Which would you rather be? Well, before you answer that, let’s take those same two students but this time they got an A+ on that test. The external locus student would say that the test was too easy or that the teacher was great. The internal locus student would praise themselves for studying hard.
In both scenarios, the external locus student believed that their grades were due to their teacher or test difficulty, whereas the internal locus student believed their grade was due to their own ability. However, if both students took another test, studies have shown that the internal locus student would do better.
By shifting your locus of control internally, I think we can perform more optimally and be more successful. In this study (Paulus M, Potterat E, Taylor M, et al), researchers looked at which Navy SEALs performed better under extreme conditions such as performing complicated tasks underwater. They found that optimal performers had a strong internal body state as compared to suboptimal performers. That is, people with a strong internal locus performed better. So why does having a strong internal locus correlate with optimal performance?
People with a strong internal locus tend to have a growth mindset. Carol S. Dweck describes a growth mindset in her book, Mindset: The New Psychology of Success, as the perspective that one can acquire new abilities as long as one puts in the effort and work. This is in contrast to fixed mindset, where these people believe that characteristics such as intelligence, athleticism, and creativity are fixed traits. By having a growth mindset, the potential for someone is boundless. They can study to be more intelligent, train to be more athletic, and even learn to be more creative.

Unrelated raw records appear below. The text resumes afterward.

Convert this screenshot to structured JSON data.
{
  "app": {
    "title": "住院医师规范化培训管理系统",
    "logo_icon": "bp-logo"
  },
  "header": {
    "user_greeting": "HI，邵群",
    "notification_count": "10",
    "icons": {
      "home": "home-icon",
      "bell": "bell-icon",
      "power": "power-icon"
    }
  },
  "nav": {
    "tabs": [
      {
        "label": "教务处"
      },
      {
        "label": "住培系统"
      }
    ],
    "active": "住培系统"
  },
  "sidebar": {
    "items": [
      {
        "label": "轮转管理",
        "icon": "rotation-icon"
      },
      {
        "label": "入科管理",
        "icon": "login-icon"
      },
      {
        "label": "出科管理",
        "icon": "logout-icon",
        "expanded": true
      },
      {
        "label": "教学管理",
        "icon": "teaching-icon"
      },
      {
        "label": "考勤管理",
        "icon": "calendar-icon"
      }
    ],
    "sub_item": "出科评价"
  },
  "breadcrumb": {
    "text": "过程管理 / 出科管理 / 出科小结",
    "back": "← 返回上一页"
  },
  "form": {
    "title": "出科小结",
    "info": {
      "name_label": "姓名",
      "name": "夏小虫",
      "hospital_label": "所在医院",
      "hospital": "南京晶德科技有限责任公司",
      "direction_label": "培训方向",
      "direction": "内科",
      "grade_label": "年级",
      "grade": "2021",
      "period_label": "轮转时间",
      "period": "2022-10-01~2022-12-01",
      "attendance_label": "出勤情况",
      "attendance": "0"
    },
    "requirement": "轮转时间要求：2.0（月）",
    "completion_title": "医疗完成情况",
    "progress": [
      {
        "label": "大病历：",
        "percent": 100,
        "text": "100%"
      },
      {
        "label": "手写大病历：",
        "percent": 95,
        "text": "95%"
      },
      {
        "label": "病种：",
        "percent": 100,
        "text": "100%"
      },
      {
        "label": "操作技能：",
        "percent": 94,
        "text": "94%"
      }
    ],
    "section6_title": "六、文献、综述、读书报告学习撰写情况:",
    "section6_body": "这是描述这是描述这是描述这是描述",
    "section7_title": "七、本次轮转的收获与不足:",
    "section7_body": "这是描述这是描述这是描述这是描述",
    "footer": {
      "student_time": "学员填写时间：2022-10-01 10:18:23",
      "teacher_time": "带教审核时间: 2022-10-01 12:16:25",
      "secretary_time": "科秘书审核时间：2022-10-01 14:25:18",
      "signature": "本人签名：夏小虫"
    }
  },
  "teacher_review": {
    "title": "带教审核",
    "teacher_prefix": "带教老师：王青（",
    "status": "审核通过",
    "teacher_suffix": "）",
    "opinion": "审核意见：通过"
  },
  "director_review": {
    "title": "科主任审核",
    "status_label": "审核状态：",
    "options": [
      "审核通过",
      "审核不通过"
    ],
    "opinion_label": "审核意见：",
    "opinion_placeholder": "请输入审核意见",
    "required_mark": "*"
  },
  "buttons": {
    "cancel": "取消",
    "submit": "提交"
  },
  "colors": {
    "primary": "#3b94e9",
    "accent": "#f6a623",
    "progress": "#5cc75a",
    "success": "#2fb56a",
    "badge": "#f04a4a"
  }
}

So as I finished up clearing out my patient’s alveoli, I felt grateful for being able to do such an amazing procedure. Being able to look inside someone else to essentially save their life is a marvel in today’s medicine. But instead of looking inside others, we should look inside ourselves. By looking inside we realize that we control our decisions, our fate, and our lives. That realization is empowering, and I can only imagine how much we can accomplish with that mindset.
- Locus of control refers to how much control one has over their life.
- Internal locus of control correlates with higher performance, as seen in the Navy Seal study.
- People with a growth mindset believe that their most basic abilities can be developed through dedication and hard work – brains and talent are just the starting point.
Add the word “yet” to your vocabulary. Carol Dweck talked about the power of yet here. The way it works is like this. Every time you find yourself saying that you can’t do something, add the word yet to that sentence. For example, “I can’t draw” becomes “I can’t draw, yet.” So everything you can’t do becomes everything you can’t do, yet.